Writer-director Lech Majewski captures the same sentiment in "The Mill and the Cross," which turns Bruegel's 1564 painting "The Way to Calvary" into a live-action experience. In the film, the painter (played with brooding intensity by Rutger Hauer) conceptualizes the painting, taking inspiration from the sad state of affairs in his home of Flanders, where the terror of the Spanish Inquisition looms over the region like a thunderhead.
The movie opens with an imagined re-creation of the detailed painting, in which Bruegel takes on the role of set designer, moving people and clothing around to suit his painterly needs. The work is a riot of activity that includes a child wading through a stream, a group of mourning women, men on horseback and, amid the motley visual din, Jesus buckling under the weight of the cross on his way to be crucified at Calvary. The men accompanying Christ would have been familiar to Bruegel's friends and neighbors - they sport the red tunics of the Spanish militia.
From there, Majewski and co-writer Michael Francis Gibson enliven a handful of the more than 500 figures from the painting, as well as Bruegel and his friend Nicholaes Jonghelinck (Michael York). Life for these people is hazardous, but, just as Auden noted, the ugliness is merely one component of the big picture. Just when the viewer starts to feel at ease thanks to the idiosyncratic sights of dancing minstrels, townspeople on stilts or a placid calf standing in a basket, the Spaniards swoop in and beat a man to death, before placing his body atop a massive pole, the "tree of death" which features prominently in the foreground of Bruegel's work.
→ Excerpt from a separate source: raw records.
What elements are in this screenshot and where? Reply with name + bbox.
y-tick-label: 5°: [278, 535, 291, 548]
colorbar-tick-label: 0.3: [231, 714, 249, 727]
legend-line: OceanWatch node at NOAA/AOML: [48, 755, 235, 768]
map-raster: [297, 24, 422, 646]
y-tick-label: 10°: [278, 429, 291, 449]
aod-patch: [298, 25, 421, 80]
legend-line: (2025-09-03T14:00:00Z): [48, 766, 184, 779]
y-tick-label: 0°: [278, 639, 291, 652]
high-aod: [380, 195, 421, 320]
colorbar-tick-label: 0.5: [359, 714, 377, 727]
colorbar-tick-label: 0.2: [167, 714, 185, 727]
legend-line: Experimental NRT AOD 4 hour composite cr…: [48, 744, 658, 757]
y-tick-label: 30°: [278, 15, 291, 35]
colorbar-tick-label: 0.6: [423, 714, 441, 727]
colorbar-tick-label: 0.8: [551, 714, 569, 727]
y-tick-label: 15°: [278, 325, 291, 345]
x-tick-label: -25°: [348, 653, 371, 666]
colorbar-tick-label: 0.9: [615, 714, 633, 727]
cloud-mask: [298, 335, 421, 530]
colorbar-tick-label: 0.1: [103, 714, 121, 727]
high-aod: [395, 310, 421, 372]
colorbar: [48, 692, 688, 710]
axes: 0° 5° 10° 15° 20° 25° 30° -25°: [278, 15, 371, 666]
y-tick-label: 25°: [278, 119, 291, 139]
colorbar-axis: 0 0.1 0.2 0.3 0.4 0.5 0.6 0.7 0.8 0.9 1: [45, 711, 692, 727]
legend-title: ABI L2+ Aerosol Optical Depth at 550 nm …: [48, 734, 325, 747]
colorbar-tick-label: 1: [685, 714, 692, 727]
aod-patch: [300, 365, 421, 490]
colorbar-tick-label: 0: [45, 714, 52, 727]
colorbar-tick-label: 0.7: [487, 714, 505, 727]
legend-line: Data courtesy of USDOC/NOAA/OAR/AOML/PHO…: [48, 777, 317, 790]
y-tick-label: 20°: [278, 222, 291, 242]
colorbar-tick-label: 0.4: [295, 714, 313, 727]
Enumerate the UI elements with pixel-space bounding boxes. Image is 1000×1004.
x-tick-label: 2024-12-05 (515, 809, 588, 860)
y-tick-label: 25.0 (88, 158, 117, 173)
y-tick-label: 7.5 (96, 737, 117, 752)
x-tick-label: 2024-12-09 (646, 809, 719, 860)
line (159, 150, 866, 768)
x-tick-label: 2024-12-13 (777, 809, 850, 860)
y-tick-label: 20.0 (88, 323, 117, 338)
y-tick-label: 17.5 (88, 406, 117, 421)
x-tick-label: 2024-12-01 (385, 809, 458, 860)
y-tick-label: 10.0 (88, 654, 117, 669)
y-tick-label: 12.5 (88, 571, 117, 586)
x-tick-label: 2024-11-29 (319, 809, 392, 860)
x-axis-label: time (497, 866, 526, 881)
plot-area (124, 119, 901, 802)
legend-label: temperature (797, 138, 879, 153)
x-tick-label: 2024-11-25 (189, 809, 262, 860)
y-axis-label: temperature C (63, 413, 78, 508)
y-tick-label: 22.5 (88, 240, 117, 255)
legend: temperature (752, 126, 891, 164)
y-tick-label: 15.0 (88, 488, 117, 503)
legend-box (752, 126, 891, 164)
The story moves slowly. Revelations unfold at an unhurried pace, just as they might when standing in front of a painting, and the movie is nearly devoid of dialogue. While sounds are pervasive - clogs clomping up wooden steps or the breeze blowing through the sheets of a windmill's blades - words are few and far between.
It's a novel experience, which is sustained by the way the movie was created. While CGI is so often used to make imagined scenes look like real life, Majewski uses technology to make real life look fake. Many shots consist of layers that include animation, live acting and a massive two-dimensional replica of Bruegel's painting, so that the artist often appears to be wandering through his own work of art.
Majewski's film is a captivating exercise that will interest fans of art, not to mention arthouse cinema. But the movie's lasting impression is about more than novelty. It's a portrait of suffering and subjugation that urges viewers to stop what they're doing and take notice of the world around them.
Contains nudity, sexual situations and disturbing violence.